ルイはその夜、木箱に毛布を敷いて、レンガの家で寝た。一応防犯のため、窓には羽目殺しのガラス入れ、吹き抜けのようにして屋根の三角の部分には大きな窓を作った。そこからはキレイな星空が見えた。季節は春だった。
『もうあの医者の所には戻らないの?』
黒猫のカミノアがルイの耳元で囁く。
「あ、本当だ。一度戻ろうかな。心配するよね。アネモネの所にも行きたいな」
まあ、そんなに心配などしてないと思うけど取り合えず手紙を出して、落ち着いたら訪ねよう。
ルイは追われる生活ではなくなった。元々そんなに危機感があったわけではないが、この荒れ地を豊かな実りのある土地にして行こうと目標が出来た。
サウーザの職人たちの助けもあり、住宅の建設はどんどん進んだ。神獣たちの力もあり、実りのある豊かな街に仕上がっていった。シオンが言った猶予五年はまったく必要なかった。
◇
程なくしてルイは嫌がったがクラルテと一緒にこの都市の代表者になった。
「この街を作ったのはルイなのだから仕方がないと諦めてくれ。本来、僕の出番じゃないのに君がひとりでは嫌だというから僕も協力をしている」
という、あんたは元王族ではないか…と言いたい気持ちはあったが「じゃあ君ひとりで頑張りたまえ」とか言うのでルイも代表者になってしまった。
本当なら街が落ち着けばフラフラとどこか旅にでも行こうかと思っていたルイは計画が狂ってしまった。代表者になったら逃げ出せそうにない。でもまあその内、落ち着いたらこっそりと逃げちゃおとルイが思っていると都市の名を『ルイ・クラルテ』と命名されてしまった。
「げっなんで!絶対やだ!!」
「なんで?もうサウーザに書類を提出しちゃったよ。変更はもうムリだよ」
ニコニコと、してやったりの顔をしているクラルテだった。
そして、ルイは都市を納める者としてサウーザの伯爵にクラルテと共に任命されてしまった。
ルイボス・アベンジャーズ
クラルテ・アスター
「ルイ、アベンジャーズってどういう意味だい?」
クラルテは歴代の貴族の名にない不思議な言葉の意味をルイに聞いた。
「いえ、別に深い意味はないです」
ちょっと遊んだ事は否めない。神獣たちがアベンジャーズぽいなっと思っていたのだ。
「いいね、アベンジャーズ」
クラルテはアベンジャーズを気に入ったようだ。
「やあ、ルイ殿。久しぶりだね」
サウーザの陛下からの任命を受け、伯爵になったルイとクラルテのパーティーがサウーザ城の新しくなったフロアで開催されていた。
「シオン様、カイン様。お久しぶりです」
シオンとカインは相変わらず兄弟でくっついてパーティーに訪れていた。一緒に参加してくれるパートナーはまだいないようだ。

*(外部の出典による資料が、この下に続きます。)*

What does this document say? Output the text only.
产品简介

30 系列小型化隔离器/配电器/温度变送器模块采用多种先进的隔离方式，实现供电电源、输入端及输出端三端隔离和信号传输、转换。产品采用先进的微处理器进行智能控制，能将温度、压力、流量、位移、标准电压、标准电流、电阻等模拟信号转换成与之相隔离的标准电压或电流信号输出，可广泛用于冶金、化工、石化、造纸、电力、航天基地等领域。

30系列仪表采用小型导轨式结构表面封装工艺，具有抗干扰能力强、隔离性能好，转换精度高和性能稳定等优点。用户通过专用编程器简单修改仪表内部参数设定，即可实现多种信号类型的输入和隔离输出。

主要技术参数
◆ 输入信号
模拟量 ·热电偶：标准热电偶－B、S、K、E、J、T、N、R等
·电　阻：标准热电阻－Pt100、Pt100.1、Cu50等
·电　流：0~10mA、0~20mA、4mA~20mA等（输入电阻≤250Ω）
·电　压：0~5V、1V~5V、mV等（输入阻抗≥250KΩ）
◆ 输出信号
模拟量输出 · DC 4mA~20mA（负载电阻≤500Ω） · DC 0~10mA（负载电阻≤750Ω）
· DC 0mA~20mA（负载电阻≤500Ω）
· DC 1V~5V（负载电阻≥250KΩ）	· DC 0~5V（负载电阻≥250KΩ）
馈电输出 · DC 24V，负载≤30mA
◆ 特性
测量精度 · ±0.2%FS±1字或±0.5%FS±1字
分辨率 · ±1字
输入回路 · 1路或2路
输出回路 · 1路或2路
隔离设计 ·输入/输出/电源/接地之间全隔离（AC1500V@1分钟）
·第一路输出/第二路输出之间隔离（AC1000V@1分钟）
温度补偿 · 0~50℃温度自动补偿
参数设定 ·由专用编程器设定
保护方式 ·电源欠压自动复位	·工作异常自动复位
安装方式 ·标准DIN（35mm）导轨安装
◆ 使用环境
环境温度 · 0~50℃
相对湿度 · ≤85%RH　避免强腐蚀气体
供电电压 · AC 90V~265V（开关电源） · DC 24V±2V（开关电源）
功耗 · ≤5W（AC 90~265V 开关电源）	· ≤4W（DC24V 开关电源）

「ああ、『ルイ・クラルテ』の勢いは止まらないね。ノーズレスクの特産品だった水の粉もチツノコも『ルイ・クラルテ』には山のようにあるのだから」
水の粉は小瓶に入れ、ツチノコも小さく粉々にして麻袋に肥料として売り出していた。もちろん、飛ぶように売れた。
「本当だね。実りも果物や野菜に新鮮な魚、そう魚!魚があんなに新鮮で美味しいものだったなんて思わなかったよ!」
「ああ、ルイのアイディアは本当にすごいね」
ルイは刺身を食べたかったので新鮮な魚を時短で運搬する方法を考えた。あの湖に沈めた小瓶の方法をちょっと変更して再利用したのだ。クラルテにも了解を得ている。

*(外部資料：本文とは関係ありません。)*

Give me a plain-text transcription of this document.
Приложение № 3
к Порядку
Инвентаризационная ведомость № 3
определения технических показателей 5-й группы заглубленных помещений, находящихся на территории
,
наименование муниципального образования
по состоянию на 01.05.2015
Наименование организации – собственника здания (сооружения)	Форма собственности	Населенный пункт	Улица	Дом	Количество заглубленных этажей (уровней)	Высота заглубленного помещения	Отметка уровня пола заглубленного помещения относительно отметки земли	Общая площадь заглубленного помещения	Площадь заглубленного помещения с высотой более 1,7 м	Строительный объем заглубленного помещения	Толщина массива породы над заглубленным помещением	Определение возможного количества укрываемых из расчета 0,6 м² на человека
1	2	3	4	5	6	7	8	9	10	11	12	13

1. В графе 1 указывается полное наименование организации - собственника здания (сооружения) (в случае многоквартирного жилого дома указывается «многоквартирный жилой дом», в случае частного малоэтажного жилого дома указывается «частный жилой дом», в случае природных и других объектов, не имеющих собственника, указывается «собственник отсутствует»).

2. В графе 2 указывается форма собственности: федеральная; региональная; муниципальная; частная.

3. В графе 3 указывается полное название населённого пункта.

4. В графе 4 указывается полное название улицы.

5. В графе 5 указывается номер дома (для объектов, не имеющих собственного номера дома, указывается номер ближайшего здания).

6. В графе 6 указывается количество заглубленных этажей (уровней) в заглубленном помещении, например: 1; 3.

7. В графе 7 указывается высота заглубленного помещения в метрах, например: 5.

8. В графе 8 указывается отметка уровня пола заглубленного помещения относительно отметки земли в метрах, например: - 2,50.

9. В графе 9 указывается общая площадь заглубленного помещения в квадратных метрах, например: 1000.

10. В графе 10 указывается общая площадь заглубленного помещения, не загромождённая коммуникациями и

「それに発明品は各国を唸らせているね。やはり君は只者ではなかったね」
「今ではノーズレスクよりすごい事になっている。大注目株だよ!兄上、税収を五年後にしたのはまずかったんじゃないの?」
「そうだな。二年でも余るかな?」
シオンもカインも『ルイ・クラルテ』の快進撃に興奮気味だ。
「まっそれは冗談として付与の件、顔見知りとして順番を早くお願いするよ」
「サウーザには以前お世話になった事からお礼ははずみましたわ。今回は申込み順になります。シオン様は百五番目です」
ルイは街が落ち着いたので付与師の仕事を再開した。今度はルイの報酬もちゃんと支払われる。

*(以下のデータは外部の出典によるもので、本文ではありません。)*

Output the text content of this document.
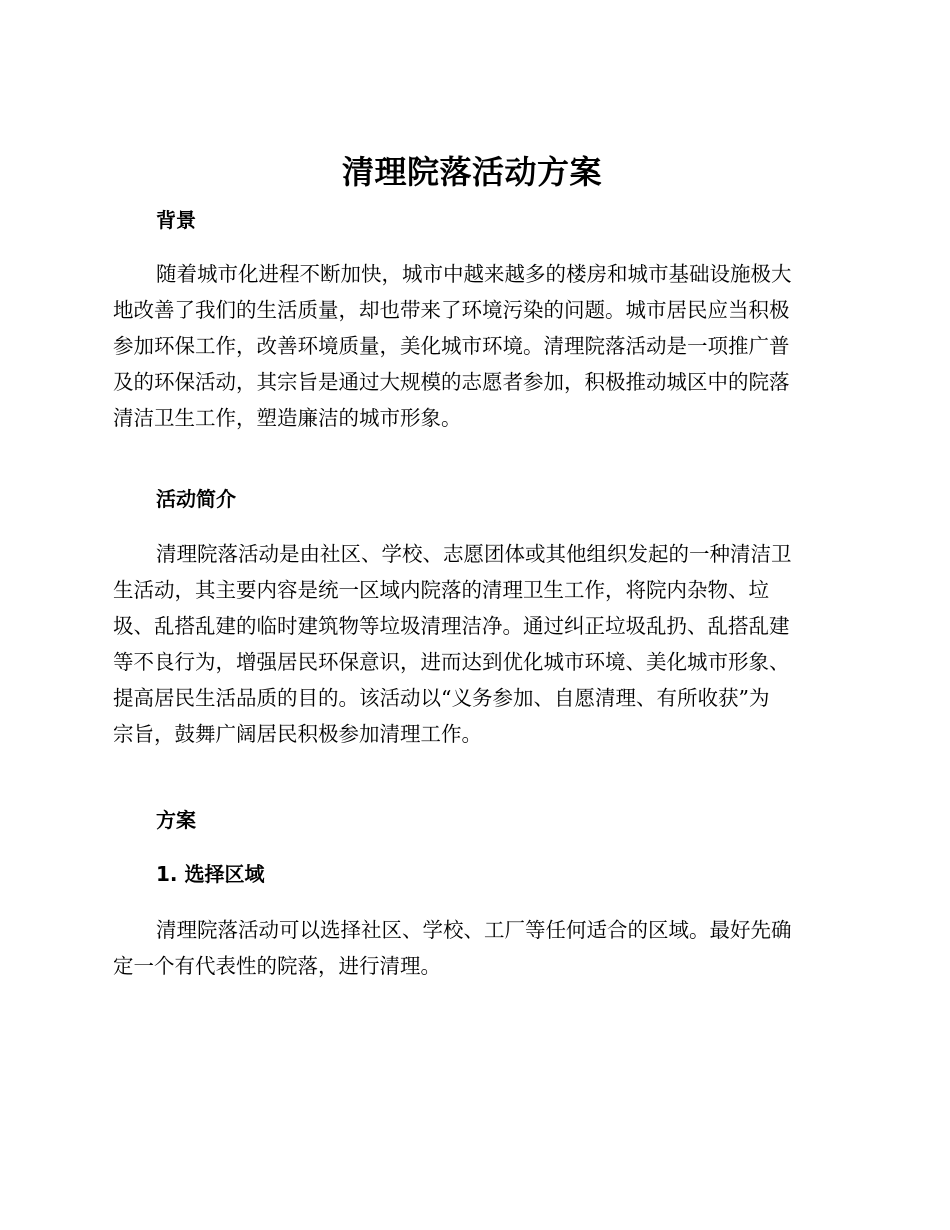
清理院落活动方案
背景
随着城市化进程不断加快，城市中越来越多的楼房和城市基础设施极大
地改善了我们的生活质量，却也带来了环境污染的问题。城市居民应当积极
参加环保工作，改善环境质量，美化城市环境。清理院落活动是一项推广普
及的环保活动，其宗旨是通过大规模的志愿者参加，积极推动城区中的院落
清洁卫生工作，塑造廉洁的城市形象。
活动简介
清理院落活动是由社区、学校、志愿团体或其他组织发起的一种清洁卫
生活动，其主要内容是统一区域内院落的清理卫生工作，将院内杂物、垃
圾、乱搭乱建的临时建筑物等垃圾清理洁净。通过纠正垃圾乱扔、乱搭乱建
等不良行为，增强居民环保意识，进而达到优化城市环境、美化城市形象、
提高居民生活品质的目的。该活动以“义务参加、自愿清理、有所收获”为
宗旨，鼓舞广阔居民积极参加清理工作。
方案
1. 选择区域
清理院落活动可以选择社区、学校、工厂等任何适合的区域。最好先确
定一个有代表性的院落，进行清理。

「ははは、手厳しいなぁ、向こうでワインでもどうだい?これからの事とか話し合いたいな」
「これからの事ですか?」
「『ルイ・クラルテ』の今後の事とか僕たちの事とか…ね」
「それがいいね。ルイが好きそうな焼き菓子もあるよ」
「僕たち?」
「ルイ、僕の事、紹介してくれない?」
クラルテは話をするルイたちに割り込んだ。
「ああ、ごめんなさい。シオン様、カイン様、こちら一緒に領土の経営をしているクラ…」
「クラルテ・アスターです。シオン王子にカイン王子、お初にお目にかかります。もう少し落ち着きましたら、僕たちは婚約を発表したいと思っています」
「「「え?」」」
「その時にでもまた、お話をしましょう」
クラルテはニコニコと笑いながら、ぐいっとルイの肩を引き寄せた。シオンとカインはポカンとしていた。
「こ、こ、婚約って…」
「君はとてもぼんやりしている」
「は?」
「それにルイには前々から結婚の意思は伝えてあっただろう?」
「いや、でも、それは…」
ルイは顔を真っ赤にしてあたふたしている。
「ルイがそんな態度だから、僕は勘違いをする」
クラルテはルイを抱きしめるとキスした。
「僕と結婚しよう、いいよね?」
「は、はい」
『僕は気に入らない』
水滴としてルイにくっ付いて来ていたカミノアが物言いをする。
クラルテはルイの肩を寄せた。
「カミノア様はルイを女性として幸せには出来ませんよ。でも僕にはそれが可能なのです」
『う~』
ルイは元第四王子のクラルテと結婚した。ルイボス・アベンジャーズ・アスターとなった。